I hope that I may be allowed to make a wider point. I sometimes think that in our preoccupation with specific legislation we fail to make connections. All the time we are worried about stability, terrorism and the appeal of extremists. However, this kind of thing plays into the hands of agitators who portray these issues as examples of the hypocrisy of our society. It is hypocritical for an agent of the state to do something that is a denial of what the state is about and for the state to give no assistance in making sure that the wrong is put right. A terribly important principle has been raised in this amendment.
It is an important point, which has been raised before in the context of the Bill. I think that Amendments 69 and 71 in the name of my noble friend Lord Thomas of Gresford—to which we will come, dare I say, sooner rather than later—raise the point about families of asylum seekers. I hope that when we come to that, we will have a proper debate on the important issue that my noble friend raises.

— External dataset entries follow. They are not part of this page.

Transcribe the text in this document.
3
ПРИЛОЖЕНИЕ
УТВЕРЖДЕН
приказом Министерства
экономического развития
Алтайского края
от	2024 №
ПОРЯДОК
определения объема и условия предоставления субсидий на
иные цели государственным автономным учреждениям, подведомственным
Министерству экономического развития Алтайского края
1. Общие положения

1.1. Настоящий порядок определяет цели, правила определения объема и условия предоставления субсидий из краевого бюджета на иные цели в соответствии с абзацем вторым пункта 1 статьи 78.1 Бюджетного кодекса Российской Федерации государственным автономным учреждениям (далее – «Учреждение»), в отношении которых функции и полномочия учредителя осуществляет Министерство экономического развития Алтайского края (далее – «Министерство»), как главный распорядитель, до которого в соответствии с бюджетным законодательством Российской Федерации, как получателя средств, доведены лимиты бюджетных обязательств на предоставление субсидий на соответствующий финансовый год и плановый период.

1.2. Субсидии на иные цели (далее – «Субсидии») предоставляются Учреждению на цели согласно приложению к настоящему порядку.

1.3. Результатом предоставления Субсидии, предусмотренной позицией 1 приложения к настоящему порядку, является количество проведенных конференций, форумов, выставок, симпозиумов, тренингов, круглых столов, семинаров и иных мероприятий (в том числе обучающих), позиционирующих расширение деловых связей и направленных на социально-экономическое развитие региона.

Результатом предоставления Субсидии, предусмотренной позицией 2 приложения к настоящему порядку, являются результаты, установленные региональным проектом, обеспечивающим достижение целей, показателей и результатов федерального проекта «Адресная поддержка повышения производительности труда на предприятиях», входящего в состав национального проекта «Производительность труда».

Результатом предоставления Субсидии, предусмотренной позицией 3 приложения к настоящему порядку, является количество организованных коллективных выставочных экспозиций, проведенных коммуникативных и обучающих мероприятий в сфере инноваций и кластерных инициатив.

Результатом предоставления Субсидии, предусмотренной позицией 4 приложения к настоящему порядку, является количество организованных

The Minister is defending the Bill’s drafting against the proposal of the noble Lord, Lord Ramsbotham, in Amendment 60. Is he therefore saying that if someone is the victim of a mistake by a public authority—not a deliberate mistake or one dishonestly intended but none the less an egregious error arising from ignorance of the law, which ought to be known by the people working in the public authority—there is to be no legally aided redress for the citizen, even if the harm is considerable?
As I said to my noble friend Lord Phillips, the Bill does not include negligent actions of a public authority. I made very clear that it is intended for the serious-end range of abuse of power and the harm that results. It is not intended to include all that lies by way of negligence.
Will the noble and learned Lord consider very carefully whether he is really content that through the Bill the Government are in effect carving out a significant area of immunity for their agents where they might have acted incompetently or irresponsibly—not deliberately or dishonestly but incompetently and irresponsibly—and, in so doing, have caused considerable damage to individuals? In stipulating that legal aid should not be available to enable individuals to secure redress and damages in such a situation, surely the Government are acting to protect themselves in a way that is simply wrong when one considers what the proper relationship between the state and the individual should be.
My Lords, at the risk of repetition, I have already said that numerous routes within scope, other than a damages claim, might be open to an individual and might be even more appropriate in addressing the situation where a public authority or the state acts in a way that the individual citizen wishes to challenge. Indeed, as I have indicated, other means, such as conditional fee agreements, might also be appropriate in some cases that are not at the serious end.